Logo após o anúncio do CPI de março, o presidente dos EUA, Joe Biden, afirmou que ainda "há mais a fazer" para aliviar a alta de preços no país. O ex-secretário do Tesouro americano Lawrence Summers afirmou em entrevista a Bloomberg que os números trazem mais chances de um possível aumento nos juros.
Se antes as apostas eram de que o primeiro corte nas taxas americanas ocorreria em junho, agora as projeções foram adiadas para o segundo semestre. Segundo a ferramenta FedWatch, do CME Group, a maioria dos operadores passou a prever que o primeiro corte de juros só deve ocorrer em setembro.
Além disso, o mercado agora prevê apenas mais um corte até o final do ano. A última sinalização do Fed havia sido de três cortes, e as projeções mais otimistas chegaram a projetar até seis reduções.
"A inflação dá sinais de estar se estabilizando em um patamar elevado, mesmo com juros no maior nível dos últimos 20 anos. Esse cenário não é condizente com o início do ciclo de cortes de juros no primeiro semestre", afirma Felipe Salles, economista-chefe do C6 Bank.
O banco projeta que devem ocorrer apenas dois cortes nos juros americanos neste ano, ambos no segundo semestre. A hipótese de que o afrouxamento monetário não ocorra neste ano não está descartada.
Analistas do Itaú BBA também destacaram que a composição do índice foi ruim, com aceleração dos serviços para níveis próximos aos picos do ciclo de aperto monetário, e reduz as chances de cortes de juros pelo Fed.
O dado de inflação somou-se a dados fortes de emprego divulgados na última sexta (5), que já haviam aumentado o pessimismo do mercado sobre o futuro da política de juros americana.
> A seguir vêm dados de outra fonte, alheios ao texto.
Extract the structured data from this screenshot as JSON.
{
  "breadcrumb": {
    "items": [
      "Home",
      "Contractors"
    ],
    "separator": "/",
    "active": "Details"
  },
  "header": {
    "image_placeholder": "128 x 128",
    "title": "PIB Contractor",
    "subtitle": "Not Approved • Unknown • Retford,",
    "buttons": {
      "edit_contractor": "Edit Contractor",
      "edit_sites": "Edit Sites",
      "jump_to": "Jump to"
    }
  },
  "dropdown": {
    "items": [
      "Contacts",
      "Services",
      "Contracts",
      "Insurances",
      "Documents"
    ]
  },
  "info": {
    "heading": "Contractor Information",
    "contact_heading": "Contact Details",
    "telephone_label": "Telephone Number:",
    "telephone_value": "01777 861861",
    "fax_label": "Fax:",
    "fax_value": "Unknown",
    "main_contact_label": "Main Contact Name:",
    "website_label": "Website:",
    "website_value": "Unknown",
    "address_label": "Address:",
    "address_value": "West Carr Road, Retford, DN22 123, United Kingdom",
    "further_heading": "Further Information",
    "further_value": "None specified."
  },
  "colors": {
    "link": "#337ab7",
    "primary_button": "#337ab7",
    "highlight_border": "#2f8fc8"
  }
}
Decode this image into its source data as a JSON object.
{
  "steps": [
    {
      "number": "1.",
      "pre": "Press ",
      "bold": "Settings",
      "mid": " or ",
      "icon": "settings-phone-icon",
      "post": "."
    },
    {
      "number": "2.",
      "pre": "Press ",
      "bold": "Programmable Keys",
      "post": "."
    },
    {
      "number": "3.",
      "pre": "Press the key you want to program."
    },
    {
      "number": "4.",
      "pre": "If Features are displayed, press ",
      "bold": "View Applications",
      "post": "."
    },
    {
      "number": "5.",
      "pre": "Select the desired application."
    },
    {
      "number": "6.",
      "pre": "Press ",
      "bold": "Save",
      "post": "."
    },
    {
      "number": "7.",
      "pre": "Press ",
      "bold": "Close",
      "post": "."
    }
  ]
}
As últimas sinalizações de diretores do Fed foram de cautela. As autoridades repetiram o discurso de que não há pressa para iniciar o afrouxamento de juros e que devem aguardar novos dados para tomar a decisão. O próprio Jerome Powell, presidente da instituição, admitiu que a batalha contra a inflação não está garantida.
"É provável que em maio o Fed comece a preparar terreno para possíveis cortes, mas que essa reunião não siga o padrão previsível das anteriores e se torne mais complexa. Essa incerteza tende a impactar os ativos brasileiros como um todo, pressionando o câmbio e valorizando o dólar, o que pode resultar na redução do fluxo estrangeiro para a Bolsa", diz Gustavo Cruz, estrategista-chefe da RB Investimentos.
O investimento estrangeiro na Bolsa brasileira, aliás, vem diminuindo neste ano. No primeiro trimestre, os investidores de fora do país retiraram mais de R$ 20 bilhões, justamente por conta do adiamento das apostas sobre juros nos Estados Unidos.
Com a divulgação dos dados, o Ibovespa começou o dia em queda, assim como os índices americanos.
No fim do ano passado, uma onda de otimismo levou os mercados globais a níveis recordes, apoiada no crescimento das apostas de que os juros americanos poderiam começar a cair já em março deste ano. Agora, investidores devolvem os ganhos.